Зарема держала в руках тот же факел, который она в прошлый раз оставила у входа в подземный тоннель. Ни она, ни Евдоха не оглядывались, они внимательно смотрели под ноги, чтобы не споткнуться о камни, вывалившиеся с течением столетий из неровных низких стен. Обеим женщинам было невдомек, что следом за ними осторожно ступает лохматобородый мужик с безумными глазами…

В горнице княжны Любавы тихо горели две свечи. Беседующих было тоже двое: княжна и верховный чародей.

— Он даже перстень аметистовый, что ты когда-то отцу подарил, с собой не взял, — вздохнула с горечью Любава.

— Неужели? — переспросил Белун с беспокойством. — Он далеко ль лежит у тебя? Хочу на него взглянуть.

— Да вот он, я каждый день гляжу на него, — ответила Любава, доставая перстень из резного ларца. Перстень светился зловещим кровавым светом.

— И долго он так горит?

— С неделю уже. Ни днем ни ночью не угасает.

Глубокая морщина пересекла высокий лоб старого Белуна.

— Худо дело, Любава, — промолвил он. — Не хотел правды говорить, чтоб не терзать тебе сердце, да утаивать правду еще хуже. Не могу сказать, где сейчас Владигор и что с ним. Фильку ждал с вестями, но и он как в воду канул. Стряслось что-то с нашими путниками.
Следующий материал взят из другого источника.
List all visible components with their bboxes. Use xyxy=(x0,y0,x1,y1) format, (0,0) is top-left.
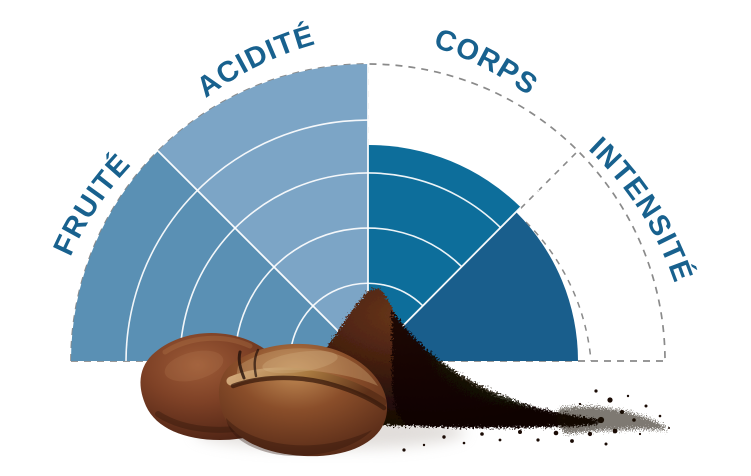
axis-label-intensite: INTENSITÉ xyxy=(583,131,701,286)
figure-canvas: FRUITÉ ACIDITÉ CORPS INTENSITÉ xyxy=(0,0,751,476)
axis-label-corps: CORPS xyxy=(430,23,543,102)
radar-chart: FRUITÉ ACIDITÉ CORPS INTENSITÉ xyxy=(0,0,751,476)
— Белун, Белун… — Любава уронила руки на колени. — И как же ты отправил брата на верную гибель, одного, без дружины, без… — Она не договорила, всхлипнула и тут же тряхнула головой, желая преодолеть непозволительную для дочери Светозора слабость.

— Не одного, Любава, — попытался как-то успокоить ее Белун. — Если б я мог ведать об опасности, с которой Владигор столкнется или… или столкнулся, мне удалось бы собрать все свои силы, чтобы защитить его. Но неведомое зло отняло часть моего могущества. Я чувствую, что с каждым днем угасаю, как одряхлевший старик. Я ведь действительно стар, Любава. И все же рано предаваться отчаянию. Владигор не тот, кого можно легко погубить. Поверь, если бы случилось самое худшее, я бы это почувствовал. Да ведь и перстень горит, то есть предупреждает об опасности. Вот если бы он совсем потух…

— Плохой ты утешитель, Белун, — вздохнула Любава, проведя ладонью по щеке. — Скажи лучше, что делать-то теперь? Недруги голову подымают, в народе слухи ходят, что князь в Ильмере веселию предается.

— И кто ж такие слухи распускает?

— Разве докопаешься! Есть тут посудомойка одна из беженцев, на нее указывают, что на язык она более других ретива.